One of the ironies of the Trump-era consumer environment that the paper highlights is that it’s in the best interest of everyone, including higher socioeconomic consumers and corporations, to be as accommodating as possible to all consumers, sources stressed.
‘There’s no reason why, say, a credit-card provider can’t make reasonable revenues from customers that aren’t being tricked by shady terms. But when they have to compete with companies that get revenues by ripping customers off, no one’s a winner.’
“Under a weaker CFPB, the bottom-feeding, low-productivity financial services providers are the ones more likely to win, whereas providing valuable services for consumers, helping them get stable financial products, becomes less of a winning formula for companies,” Heimer said. “There’s no reason why, say, a credit-card provider can’t make reasonable revenues from customers that aren’t being tricked by shady terms. But when they have to compete with companies that get revenues by ripping customers off, no one’s a winner.”
For Jennifer Taub, the questions raised by the paper evoke another case that’s regarded as a CFPB success: missteps at Wells Fargo
For years, the bank pressured employees to open accounts and add services for customers that they didn’t request and may not have needed, including car insurance premiums. Thousands of the bank’s customers had their cars repossessed when they didn’t pay for the insurance they didn’t realize they had signed on for, including many members of the military. That misstep against a protected class of consumer wound up costing Wells even more in fines and bad PR.
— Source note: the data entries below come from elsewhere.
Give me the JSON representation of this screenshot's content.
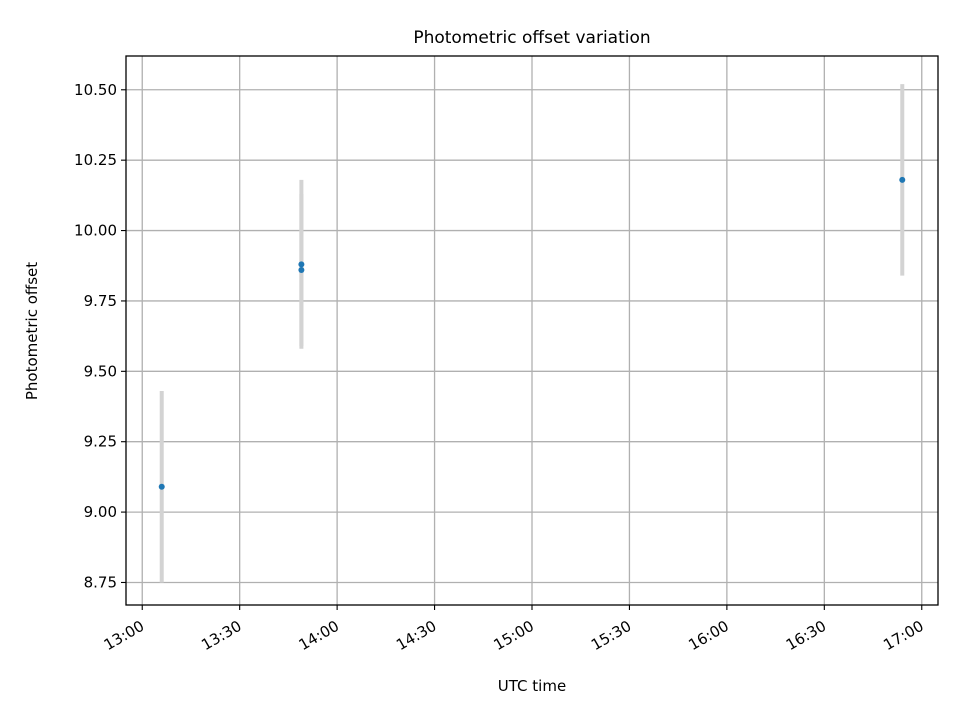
{
  "chart_data": {
    "type": "scatter",
    "title": "Photometric offset variation",
    "xlabel": "UTC time",
    "ylabel": "Photometric offset",
    "x_ticks": [
      "13:00",
      "13:30",
      "14:00",
      "14:30",
      "15:00",
      "15:30",
      "16:00",
      "16:30",
      "17:00"
    ],
    "y_ticks": [
      "8.75",
      "9.00",
      "9.25",
      "9.50",
      "9.75",
      "10.00",
      "10.25",
      "10.50"
    ],
    "xlim": [
      "12:55",
      "17:05"
    ],
    "ylim": [
      8.67,
      10.62
    ],
    "grid": true,
    "marker_color": "#1f77b4",
    "errorbar_color": "#d3d3d3",
    "points": [
      {
        "x": "13:06",
        "y": 9.09,
        "err": 0.34
      },
      {
        "x": "13:49",
        "y": 9.86,
        "err": 0.27
      },
      {
        "x": "13:49",
        "y": 9.88,
        "err": 0.3
      },
      {
        "x": "16:54",
        "y": 10.18,
        "err": 0.34
      }
    ]
  }
}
“Any business should have in place checks to guard against what may seem like discriminatory intent that can impact peoples’ lives,” Taub said.
“The efforts to help level the playing field for consumers who have less market power can only go so far as the political will to do so,” Heimer said. “When there are really concerted efforts to help disadvantaged consumers, they can be successful but when that support falls, consumers are left on their own and they may lack recourse.”